Depuis 2017, à l’initiative d’un projet de l’Université Bordeaux-Montaigne, huit « pavés » de la mémoire ont été posés à Bordeaux : sur le parvis des Droits de l’Homme où trois résistants autrichiens avaient été arrêtés, et au 4 place Saint-Pierre, où vivait la famille Baumgart.
Dans un communiqué, la mairie annonce, d’ici la fin de l’année, le scellement de sept nouveaux Stolpersteine devant les derniers lieux de vie de victimes du nazisme. Après Sabatino Schinazi, la Ville rendra successivement hommage à Berthe et André Murrate, à Ginette et Marcelle Borruel, et à Martin et Berthe Katz. Elle rappelle qu’au moins « 295 familles, dont 95 enfants » ont été déportés de Bordeaux vers les camps de la mort.
1883-1945
Sabatino Schinazi est né en Egypte le 18 juin 1883. De nationalité française, il est scolarisé à l’École française des missions africaines, étudie la médecine à Beyrouth. Passé par Marseille, il arrive à Bordeaux en 1916. À l’hôpital Pellegrin, il soigne les blessés de la Grande Guerre.
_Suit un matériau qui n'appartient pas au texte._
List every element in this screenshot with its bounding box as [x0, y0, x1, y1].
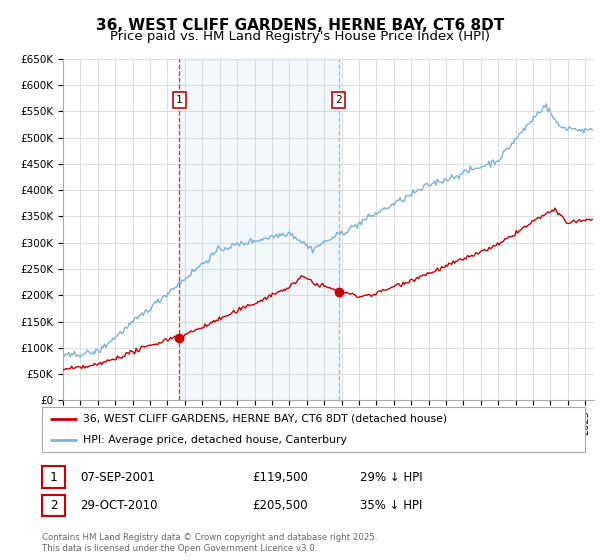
- Text: 36, WEST CLIFF GARDENS, HERNE BAY, CT6 8DT: 36, WEST CLIFF GARDENS, HERNE BAY, CT6 8…: [96, 18, 504, 33]
- Text: Contains HM Land Registry data © Crown copyright and database right 2025.
This d: Contains HM Land Registry data © Crown c…: [42, 533, 377, 553]
- Text: £119,500: £119,500: [252, 470, 308, 484]
- Text: 1: 1: [50, 470, 57, 484]
- Text: Price paid vs. HM Land Registry's House Price Index (HPI): Price paid vs. HM Land Registry's House …: [110, 30, 490, 43]
- Text: 29-OCT-2010: 29-OCT-2010: [80, 499, 157, 512]
- Text: 2: 2: [50, 499, 57, 512]
- Text: 29% ↓ HPI: 29% ↓ HPI: [360, 470, 422, 484]
- Text: 07-SEP-2001: 07-SEP-2001: [80, 470, 155, 484]
- Text: 2: 2: [335, 95, 342, 105]
- Text: HPI: Average price, detached house, Canterbury: HPI: Average price, detached house, Cant…: [83, 435, 347, 445]
- Text: £205,500: £205,500: [252, 499, 308, 512]
- Text: 36, WEST CLIFF GARDENS, HERNE BAY, CT6 8DT (detached house): 36, WEST CLIFF GARDENS, HERNE BAY, CT6 8…: [83, 414, 447, 424]
- Bar: [179, 59, 338, 400]
- Text: 1: 1: [176, 95, 183, 105]
- Text: 35% ↓ HPI: 35% ↓ HPI: [360, 499, 422, 512]
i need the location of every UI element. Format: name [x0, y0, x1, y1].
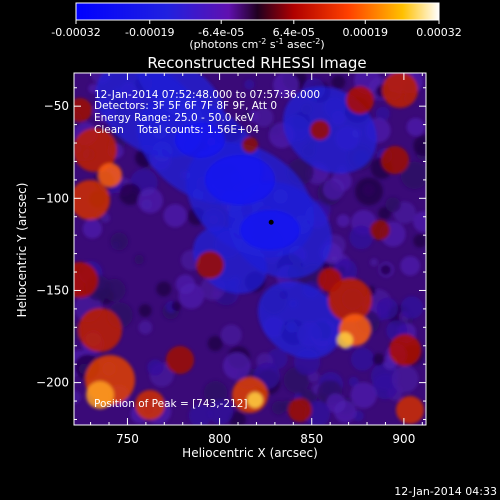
colorbar-tick-label: -0.00019 — [125, 26, 174, 39]
annotation-energy-range: Energy Range: 25.0 - 50.0 keV — [94, 112, 255, 124]
colorbar-tick-label: 6.4e-05 — [273, 26, 315, 39]
y-axis-label: Heliocentric Y (arcsec) — [15, 183, 29, 318]
colorbar-tick-label: -0.00032 — [51, 26, 100, 39]
colorbar-tick-label: -6.4e-05 — [198, 26, 244, 39]
y-axis-tick-labels: −200 −150 −100 −50 — [36, 99, 69, 389]
x-tick-label: 850 — [300, 432, 323, 446]
y-axis-ticks — [74, 87, 426, 420]
colorbar-ticks — [75, 20, 440, 24]
x-tick-label: 750 — [116, 432, 139, 446]
annotation-time-range: 12-Jan-2014 07:52:48.000 to 07:57:36.000 — [94, 89, 320, 101]
annotation-method-counts: Clean Total counts: 1.56E+04 — [94, 124, 259, 136]
colorbar — [75, 2, 440, 21]
plot-frame — [73, 72, 427, 426]
y-tick-label: −50 — [44, 99, 69, 113]
colorbar-tick-labels: -0.00032 -0.00019 -6.4e-05 6.4e-05 0.00019 0.… — [51, 26, 461, 39]
x-axis-ticks — [90, 73, 423, 425]
footer-timestamp: 12-Jan-2014 04:33 — [394, 485, 497, 498]
y-tick-label: −150 — [36, 283, 69, 297]
colorbar-tick-label: 0.00019 — [343, 26, 389, 39]
colorbar-unit-label: (photons cm-2 s-1 asec-2) — [189, 37, 324, 51]
plot-title: Reconstructed RHESSI Image — [147, 54, 366, 72]
x-tick-label: 800 — [208, 432, 231, 446]
y-tick-label: −200 — [36, 376, 69, 390]
annotation-peak-position: Position of Peak = [743,-212] — [94, 398, 248, 410]
rhessi-image — [74, 73, 426, 425]
x-axis-label: Heliocentric X (arcsec) — [182, 446, 318, 460]
y-tick-label: −100 — [36, 191, 69, 205]
peak-marker — [268, 219, 274, 225]
annotation-detectors: Detectors: 3F 5F 6F 7F 8F 9F, Att 0 — [94, 100, 277, 112]
colorbar-tick-label: 0.00032 — [416, 26, 462, 39]
x-tick-label: 900 — [392, 432, 415, 446]
x-axis-tick-labels: 750 800 850 900 — [116, 432, 415, 446]
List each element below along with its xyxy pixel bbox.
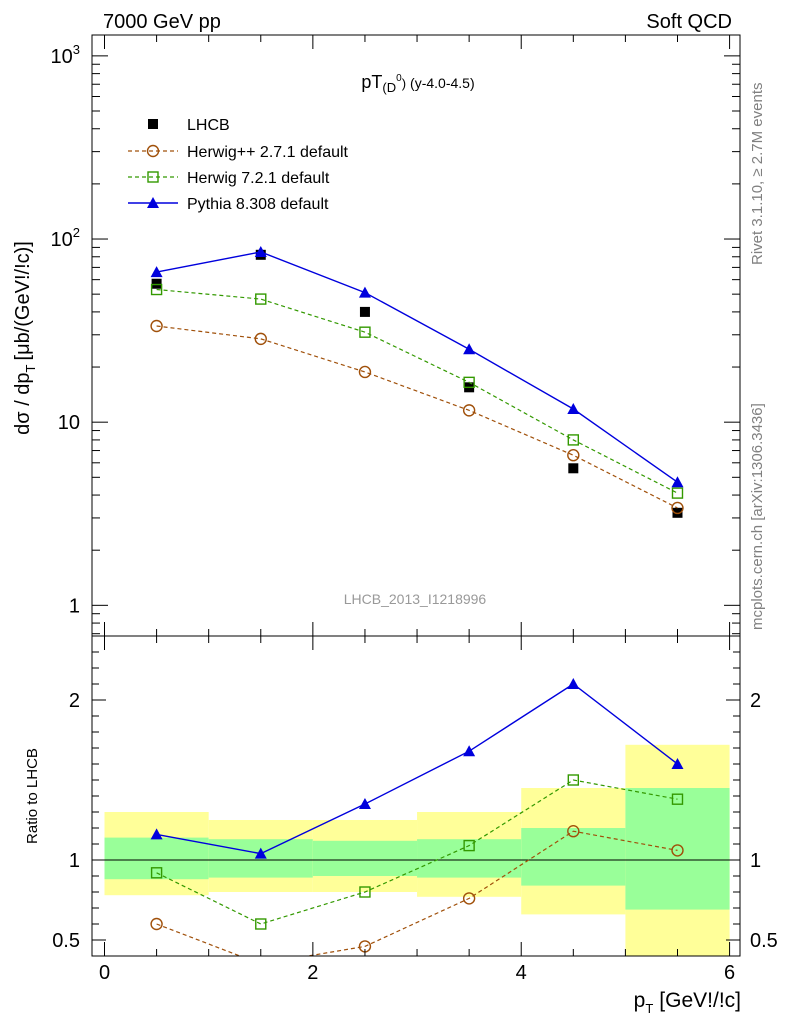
ratio-point-herwig7-4	[463, 839, 475, 852]
ratio-line-herwigpp	[156, 830, 678, 956]
ratio-point-herwigpp-1	[150, 917, 163, 931]
main-point-herwigpp-4	[462, 404, 476, 417]
ratio-point-pythia-3	[358, 798, 371, 809]
main-point-pythia-2	[254, 245, 267, 257]
main-point-herwig7-5	[567, 434, 580, 446]
ratio-band-inner	[625, 788, 730, 910]
legend-label-pythia: Pythia 8.308 default	[187, 196, 329, 213]
main-y-tick-label: 10	[58, 412, 80, 434]
main-point-lhcb-3	[359, 306, 370, 317]
main-point-herwigpp-6	[671, 501, 684, 515]
ratio-y-tick-label-right: 0.5	[750, 930, 778, 952]
ratio-y-tick-label-right: 1	[750, 850, 761, 872]
main-point-pythia-5	[567, 403, 580, 415]
main-line-pythia	[156, 251, 678, 483]
legend-label-herwigpp: Herwig++ 2.7.1 default	[187, 144, 349, 161]
main-line-herwig7	[156, 288, 678, 494]
ratio-y-tick-label-right: 2	[750, 690, 761, 712]
ratio-point-herwigpp-4	[462, 892, 476, 905]
main-y-tick-label: 1	[69, 595, 80, 617]
ratio-point-herwig7-6	[671, 793, 684, 805]
main-point-pythia-1	[150, 266, 163, 278]
ratio-line-herwig7	[156, 779, 678, 925]
ratio-point-pythia-1	[150, 828, 163, 840]
ratio-point-herwigpp-6	[671, 844, 684, 857]
ratio-point-herwig7-1	[150, 867, 163, 879]
ratio-point-herwig7-3	[359, 886, 371, 898]
analysis-label: LHCB_2013_I1218996	[344, 591, 487, 607]
main-point-herwigpp-3	[358, 365, 372, 379]
source-label: mcplots.cern.ch [arXiv:1306.3436]	[749, 403, 766, 630]
main-plot-title: pT(D0) (y-4.0-4.5)	[361, 72, 474, 95]
main-point-herwig7-6	[671, 487, 684, 499]
main-y-tick-label: 102	[51, 225, 80, 251]
ratio-y-axis-label: Ratio to LHCB	[24, 748, 41, 844]
header-left: 7000 GeV pp	[103, 11, 221, 33]
ratio-y-tick-label-left: 0.5	[52, 930, 80, 952]
legend-marker-herwig7	[147, 171, 159, 183]
ratio-band-inner	[104, 837, 209, 880]
ratio-y-tick-label-left: 1	[69, 850, 80, 872]
ratio-point-pythia-2	[254, 847, 267, 859]
ratio-point-pythia-6	[671, 758, 684, 769]
ratio-x-tick-label: 6	[724, 962, 735, 984]
main-point-herwig7-2	[255, 293, 267, 305]
legend: LHCB Herwig++ 2.7.1 default Herwig 7.2.1 d…	[128, 117, 349, 213]
main-point-lhcb-1	[151, 278, 162, 289]
legend-marker-herwigpp	[146, 144, 160, 158]
ratio-point-pythia-5	[567, 678, 580, 689]
legend-label-lhcb: LHCB	[187, 117, 230, 134]
main-point-herwigpp-2	[254, 332, 267, 346]
legend-marker-pythia	[147, 197, 159, 208]
ratio-x-tick-label: 2	[307, 962, 318, 984]
ratio-point-herwigpp-5	[567, 825, 580, 838]
ratio-y-tick-label-left: 2	[69, 690, 80, 712]
ratio-band-inner	[312, 840, 418, 876]
main-y-axis-label: dσ / dpT[μb/(GeV!/!c)]	[12, 241, 38, 435]
x-axis-label: pT [GeV!/!c]	[634, 989, 741, 1016]
ratio-line-pythia	[156, 683, 678, 855]
main-point-herwigpp-5	[567, 449, 580, 462]
main-point-herwig7-1	[150, 283, 163, 296]
main-point-herwigpp-1	[150, 319, 163, 333]
main-point-pythia-4	[463, 343, 476, 355]
main-y-tick-label: 103	[51, 42, 80, 68]
main-point-pythia-3	[358, 286, 371, 298]
main-point-lhcb-5	[568, 463, 579, 474]
header-right: Soft QCD	[646, 11, 732, 33]
ratio-point-herwig7-5	[567, 774, 580, 786]
main-point-herwig7-4	[463, 376, 475, 389]
main-line-herwigpp	[156, 325, 678, 509]
ratio-x-tick-label: 4	[516, 962, 527, 984]
legend-label-herwig7: Herwig 7.2.1 default	[187, 170, 330, 187]
ratio-x-tick-label: 0	[99, 962, 110, 984]
ratio-point-pythia-4	[463, 745, 476, 757]
main-point-pythia-6	[671, 476, 684, 488]
ratio-point-herwigpp-2	[255, 959, 266, 970]
ratio-point-herwig7-2	[255, 918, 267, 930]
main-point-herwig7-3	[359, 326, 371, 338]
legend-marker-lhcb	[148, 119, 158, 129]
rivet-version-label: Rivet 3.1.10, ≥ 2.7M events	[749, 83, 766, 266]
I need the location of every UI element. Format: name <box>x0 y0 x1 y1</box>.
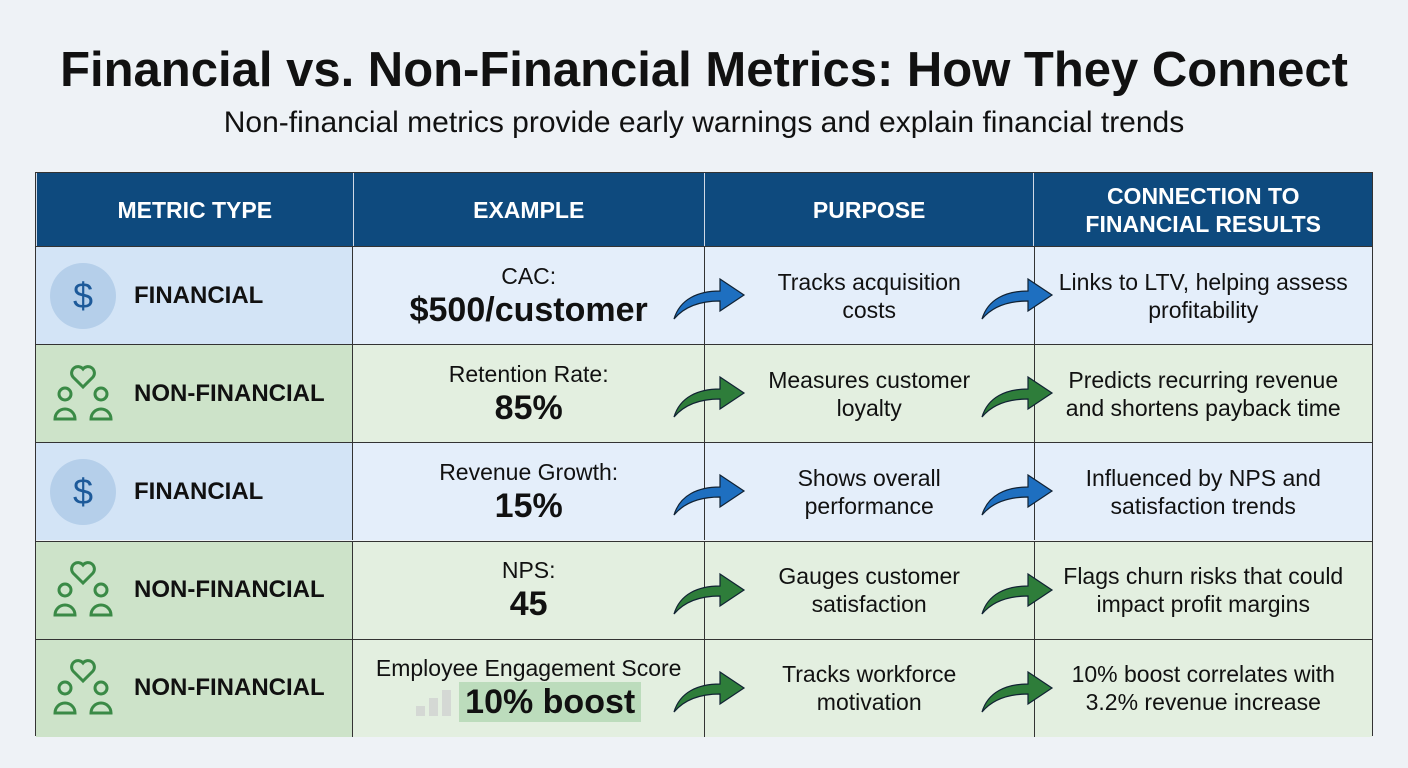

Brillant, il passe sa thèse en 1919, reçu avec les félicitations du jury. Quelques années plus tard, le jeune médecin fait le choix de s’installer à Bacalan, alors zone industrielle et quartier pauvre du nord de la ville. Père de dix enfants, il exerce souvent gratuitement, se rend disponible de jour comme de nuit. Une bienveillance et une générosité qui lui vaudront son surnom de « médecin des pauvres ».
Le 3 octobre 1940, la loi sur le statut des juifs est promulguée par le régime de Vichy, marquant le début de la collaboration de la France à l’extermination des juifs d’Europe. Le port de l’étoile jaune est imposé ainsi que le recensement. Le « fichier juif » est constitué. Le nom du docteur Sabatino Schinazi y figure malgré son mariage à une « non-juive » et « fils d’une mère catholique ».
Le médecin bordelais est arrêté en juin 1942 et emprisonné au camp de Beaudésert à Mérignac. Dans un courrier adressé à son cabinet et signé par Maurice Papon, la préfecture lui signifie l’interdiction d’exercer « en France ». Sa femme et des habitants du quartier, aux travers de pétitions et de lettres, tentent de faire plier les autorités. Sans succès.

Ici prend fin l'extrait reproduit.